Cash value policies are more expensive, but they provide another outlet for investing. If you’ve maxed out your retirement contributions in your 401K and/or IRA, a cash value policy may make sense. You should also make sure you’re secure in all other areas of your life. Do you have an emergency fund? Have you paid off all consumer debt? If you have disposable income you’re looking to invest, then a cash value policy may make sense.

5 ways to access your cash value life insurance

You can’t walk up to an ATM and withdraw the cash value of your life insurance policy. You may only access the cash in one of these five ways:

1. Take out a loan against the cash value

Once you accumulate a cash value, you can take out a loan. The insurance company determines the terms, and yes, you’ll pay interest. Even though you pay this interest to yourself, it’s still a cost. If you don’t pay the loan back, the insurance company decreases the death benefit dollar-for-dollar when you die.

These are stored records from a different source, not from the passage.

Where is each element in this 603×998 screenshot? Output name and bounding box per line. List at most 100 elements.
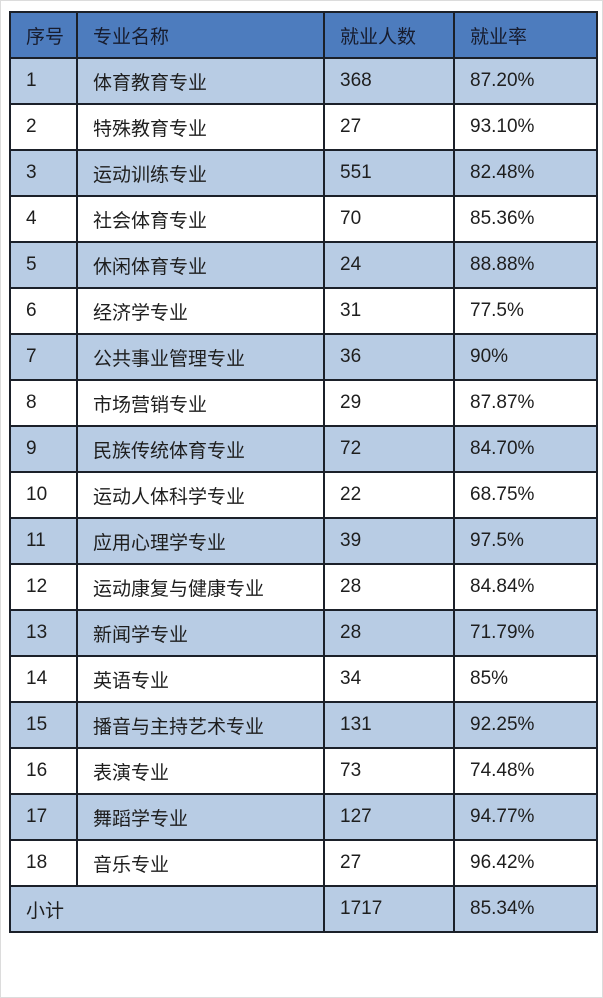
major-name-cell: 舞蹈学专业 [76, 793, 325, 841]
employment-count-cell: 36 [323, 333, 455, 381]
employment-rate-cell: 93.10% [453, 103, 598, 151]
major-name-cell: 经济学专业 [76, 287, 325, 335]
employment-rate-cell: 82.48% [453, 149, 598, 197]
employment-count-cell: 27 [323, 839, 455, 887]
column-header-major: 专业名称 [76, 11, 325, 59]
major-name-cell: 市场营销专业 [76, 379, 325, 427]
employment-rate-cell: 74.48% [453, 747, 598, 795]
table-row: 17 舞蹈学专业 127 94.77% [9, 793, 598, 841]
major-name-cell: 新闻学专业 [76, 609, 325, 657]
row-index-cell: 10 [9, 471, 78, 519]
column-header-count: 就业人数 [323, 11, 455, 59]
employment-table: 序号 专业名称 就业人数 就业率 1 体育教育专业 368 87.20% 2 特殊教育专业 27 9… [9, 11, 598, 933]
row-index-cell: 6 [9, 287, 78, 335]
subtotal-row: 小计 1717 85.34% [9, 885, 598, 933]
row-index-cell: 3 [9, 149, 78, 197]
header-row: 序号 专业名称 就业人数 就业率 [9, 11, 598, 59]
row-index-cell: 8 [9, 379, 78, 427]
employment-count-cell: 31 [323, 287, 455, 335]
table-row: 13 新闻学专业 28 71.79% [9, 609, 598, 657]
employment-count-cell: 22 [323, 471, 455, 519]
employment-count-cell: 131 [323, 701, 455, 749]
employment-count-cell: 70 [323, 195, 455, 243]
table-row: 16 表演专业 73 74.48% [9, 747, 598, 795]
table-row: 7 公共事业管理专业 36 90% [9, 333, 598, 381]
employment-rate-cell: 90% [453, 333, 598, 381]
employment-count-cell: 39 [323, 517, 455, 565]
table-row: 8 市场营销专业 29 87.87% [9, 379, 598, 427]
row-index-cell: 12 [9, 563, 78, 611]
table-row: 18 音乐专业 27 96.42% [9, 839, 598, 887]
employment-rate-cell: 97.5% [453, 517, 598, 565]
employment-count-cell: 28 [323, 609, 455, 657]
employment-rate-cell: 94.77% [453, 793, 598, 841]
major-name-cell: 运动康复与健康专业 [76, 563, 325, 611]
table-row: 5 休闲体育专业 24 88.88% [9, 241, 598, 289]
major-name-cell: 播音与主持艺术专业 [76, 701, 325, 749]
table-row: 10 运动人体科学专业 22 68.75% [9, 471, 598, 519]
employment-count-cell: 127 [323, 793, 455, 841]
table-row: 14 英语专业 34 85% [9, 655, 598, 703]
major-name-cell: 体育教育专业 [76, 57, 325, 105]
row-index-cell: 1 [9, 57, 78, 105]
employment-count-cell: 551 [323, 149, 455, 197]
row-index-cell: 11 [9, 517, 78, 565]
employment-rate-cell: 88.88% [453, 241, 598, 289]
row-index-cell: 15 [9, 701, 78, 749]
major-name-cell: 休闲体育专业 [76, 241, 325, 289]
major-name-cell: 英语专业 [76, 655, 325, 703]
employment-count-cell: 72 [323, 425, 455, 473]
table-body: 1 体育教育专业 368 87.20% 2 特殊教育专业 27 93.10% 3 运动训练专业 55… [9, 57, 598, 887]
row-index-cell: 2 [9, 103, 78, 151]
major-name-cell: 运动人体科学专业 [76, 471, 325, 519]
row-index-cell: 17 [9, 793, 78, 841]
employment-rate-cell: 68.75% [453, 471, 598, 519]
employment-rate-cell: 84.84% [453, 563, 598, 611]
table-row: 4 社会体育专业 70 85.36% [9, 195, 598, 243]
row-index-cell: 13 [9, 609, 78, 657]
employment-count-cell: 27 [323, 103, 455, 151]
major-name-cell: 社会体育专业 [76, 195, 325, 243]
employment-rate-cell: 84.70% [453, 425, 598, 473]
employment-rate-cell: 92.25% [453, 701, 598, 749]
row-index-cell: 7 [9, 333, 78, 381]
major-name-cell: 公共事业管理专业 [76, 333, 325, 381]
employment-count-cell: 28 [323, 563, 455, 611]
major-name-cell: 表演专业 [76, 747, 325, 795]
major-name-cell: 民族传统体育专业 [76, 425, 325, 473]
employment-count-cell: 29 [323, 379, 455, 427]
table-row: 9 民族传统体育专业 72 84.70% [9, 425, 598, 473]
table-row: 1 体育教育专业 368 87.20% [9, 57, 598, 105]
employment-count-cell: 34 [323, 655, 455, 703]
row-index-cell: 18 [9, 839, 78, 887]
subtotal-label: 小计 [9, 885, 325, 933]
employment-rate-cell: 85% [453, 655, 598, 703]
table-row: 12 运动康复与健康专业 28 84.84% [9, 563, 598, 611]
employment-count-cell: 73 [323, 747, 455, 795]
row-index-cell: 16 [9, 747, 78, 795]
major-name-cell: 运动训练专业 [76, 149, 325, 197]
employment-rate-cell: 85.36% [453, 195, 598, 243]
employment-rate-cell: 87.20% [453, 57, 598, 105]
table-row: 15 播音与主持艺术专业 131 92.25% [9, 701, 598, 749]
employment-rate-cell: 87.87% [453, 379, 598, 427]
employment-count-cell: 24 [323, 241, 455, 289]
row-index-cell: 5 [9, 241, 78, 289]
table-row: 6 经济学专业 31 77.5% [9, 287, 598, 335]
major-name-cell: 特殊教育专业 [76, 103, 325, 151]
employment-rate-cell: 96.42% [453, 839, 598, 887]
employment-count-cell: 368 [323, 57, 455, 105]
employment-rate-cell: 71.79% [453, 609, 598, 657]
column-header-rate: 就业率 [453, 11, 598, 59]
employment-rate-cell: 77.5% [453, 287, 598, 335]
row-index-cell: 14 [9, 655, 78, 703]
table-row: 11 应用心理学专业 39 97.5% [9, 517, 598, 565]
subtotal-count: 1717 [323, 885, 455, 933]
column-header-index: 序号 [9, 11, 78, 59]
major-name-cell: 音乐专业 [76, 839, 325, 887]
subtotal-rate: 85.34% [453, 885, 598, 933]
table-row: 2 特殊教育专业 27 93.10% [9, 103, 598, 151]
major-name-cell: 应用心理学专业 [76, 517, 325, 565]
row-index-cell: 9 [9, 425, 78, 473]
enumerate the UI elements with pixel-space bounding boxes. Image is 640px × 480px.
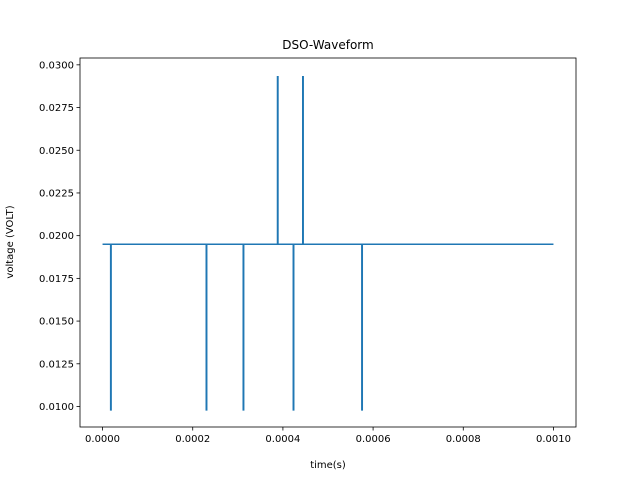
y-tick-label: 0.0300	[39, 60, 74, 71]
y-tick-label: 0.0175	[39, 274, 74, 285]
series-line-0	[102, 76, 554, 411]
x-tick-label: 0.0004	[265, 434, 300, 445]
plot-frame	[79, 57, 577, 428]
y-tick-label: 0.0100	[39, 402, 74, 413]
y-tick-label: 0.0150	[39, 317, 74, 328]
x-tick-label: 0.0006	[356, 434, 391, 445]
x-tick-label: 0.0010	[536, 434, 571, 445]
x-tick-label: 0.0002	[175, 434, 210, 445]
plot-area	[102, 76, 554, 411]
y-tick-label: 0.0250	[39, 146, 74, 157]
x-tick-label: 0.0000	[85, 434, 120, 445]
chart-title: DSO-Waveform	[282, 38, 373, 52]
axes: 0.0000 0.0002 0.0004 0.0006 0.0008 0.0010 0.01…	[39, 57, 577, 445]
y-axis-label: voltage (VOLT)	[5, 205, 16, 278]
x-axis-label: time(s)	[310, 460, 346, 471]
y-tick-label: 0.0200	[39, 231, 74, 242]
y-tick-label: 0.0125	[39, 359, 74, 370]
y-tick-label: 0.0275	[39, 103, 74, 114]
x-tick-label: 0.0008	[446, 434, 481, 445]
y-tick-label: 0.0225	[39, 188, 74, 199]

2. Make a partial withdrawal

While you can’t get the money from an ATM, you can partially withdraw some of your policy’s cash value. This leaves your policy intact but decreases the total death benefit dollar-for-dollar. For example, if you have a $100,000 policy and withdraw $10,000 from your cash value, your loved ones get $90,000 rather than $100,000 when you die.

3. Surrender the policy

If you’ve decided you no longer want the policy, you can surrender it. You receive the cash value, minus fees and taxes, and the policy ends. Your loved ones no longer have a death benefit, but you also don’t have to pay premiums any longer.

4. Sell your policy for a life insurance settlement

Some brokers offer a life insurance settlement, which means they offer to settle your life insurance for a lesser amount. If your policy is worth $100,000, they’ll offer a payoff that’s less than $100,000. Settling may provide you with more than surrendering the policy, but if you settle for more than the total premiums paid, you’ll owe taxes on the capital gains.

5. Pay the premium with the cash value

If your cash value is high enough, you may use the cash to pay your premiums on your permanent life insurance policy.

Things you can do with the cash?

You can do whatever you want with the money. You don’t receive instructions or approval for how to use it from the life insurance company. Keep in mind that when you receive the cash, the death benefit is reduced or forfeited. Invest the money if you want to support a loved one financially, leave a legacy for your family, or assist your family with the costs of your estate. When you pass away, they’ll have access to it.

Now is a cash value life insurance policy a best choice?

There are advantages to a cash value life insurance policy, but only under specific circumstances. Investing in those places may yield a higher return on investment if you still owe money or haven’t used up all of your tax-advantaged retirement options.